Sunday, November 15, 2009

Urban Studies Journey: Part VI

During the summer I was posting, in segments, my Urban Studies Journey paper from my senior capstone for the Urban Studies certificate. I realized, for the few of you [if any] that might have been reading it, that I never finished. So here is the second-to-last installment. This is the part of the paper in which I analyzed the skills/thoughts I developed based on both the class and experiential learning that was a part of the program.


About halfway through the semester we participated in an issues spectrum in our Urban Theory class. I dread these sorts of exercises anyway, but to be required to place myself on a spectrum based on “the issue over which I have inwardly struggled for the past month and a half, the issue which we never cease[d] to discuss, the issue for which there is no answer, the issue which strikes me deep in my core and causes me to question my identity on so, so many levels” – was especially challenging. In retrospection, which is again always 20-20, that exercise helped me to understand approximately where I stood on the issue, not only in my own mind but compared to the positions of my classmates – people who drew their thoughts from the same set of experiences.

At the time I was uncomfortable with being forced to place myself on a spectrum, on which I found myself located at the “wrong” end. For, while there was no explicit discussion of the right and wrong opinions to have concerning gentrification – I definitely felt like I was on the wrong side, the naïve side, the not-yet-enlightened side. I’ll be honest and admit that I think the most challenging aspect of the exercise was realizing, after hearing everyone’s reasoning behind where they located themselves on the spectrum, that I might eventually have to change my opinion, that one day I might find myself on the opposite end of the spectrum. On that day I would have to concede that I had been wrong – that I had learned or experienced something that poked and prodded at me until I finally let go of my pride and came over from the “dark side.”[1]
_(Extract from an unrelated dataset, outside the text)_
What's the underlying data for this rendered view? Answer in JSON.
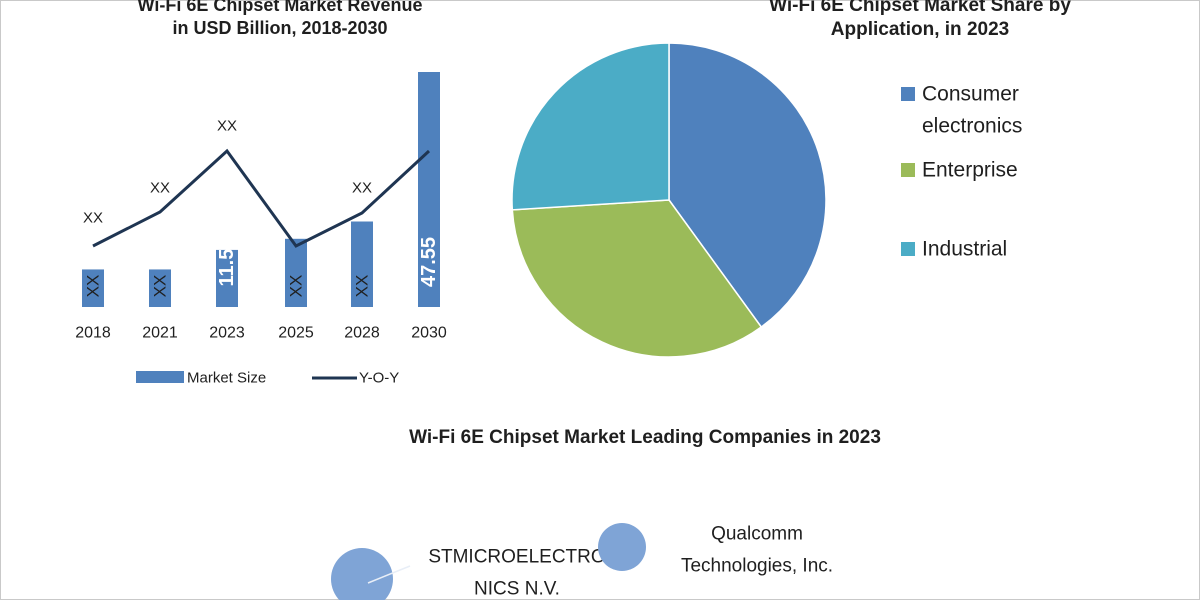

I wrestled with feelings of guilt, inadequacy, frustration and despair for significant chunks of the semester. In no way was the WIC experience easy or unchallenging. But the program was not without its moments of joy, revelation and celebration. Of all the theorists we read I most appreciated the works of Jacques Ellul. In Ellul’s words I found the hope I was missing in the face of an endless barrage of reminders of “living in the tension.” The hope that Ellul offers is the reminder that we are not going to bring the kingdom of God to Earth. All we can do, and all God asks us to do, is to work within our own particular context to show those around us that the kingdom of God is indeed coming. Rather than succumbing to feelings of immobility and inutility we must place our hope in Christ, set our eyes on him and, as Paul says, run the race marked out for us. I did not find the answers to the issues of race and wealth with which I was struggling between last semester and now. But what I did find, and what Ellul offered, was the assurance that the kingdom of God is coming and I’m not expected to solve the world’s problems in my tiny little lifespan. I should, however, do what I can, do what God calls me to do with the gifts he has given me, and work to bring the love of God to his people on Earth, one step at a time.

All of this experiential experience wouldn’t have been nearly as influential as it was if it was not within the framework of the theorists assigned for the Urban Studies class. The field trips and readings were part of an attempt to help shape our disposition towards social justice, advocated by Wolterstorff to be the point of education. This disposition, he argues, would most effectively be cultivated through four means: reason, modeling, empathy, and discipline. I would consider the WIC program to have successfully incorporated all four means into its attempt to cultivate within me a disposition towards social justice. Dr. Toly, Sean, Andrea and Arloa, not to mention all of the staff at each of the field trip sites, were exemplary models of a disposition towards social justice. There were without a doubt enough experiences, both planned and not, that successfully induced a feeling of empathy, of confronting me with the faces of suffering. And finally, by the end of the semester and as I am reflecting upon the whole process I find evidence of an inclination within me towards the right way – a disposition for social justice.



[1] Funny enough – that moment actually happened, in environmental politics class the very next semester. It wasn’t nearly as mortifying as I would have thought. Then again, admitting we’ve changed is always easier when the process is so far advanced we’ve forgotten for a moment we were ever on the other side.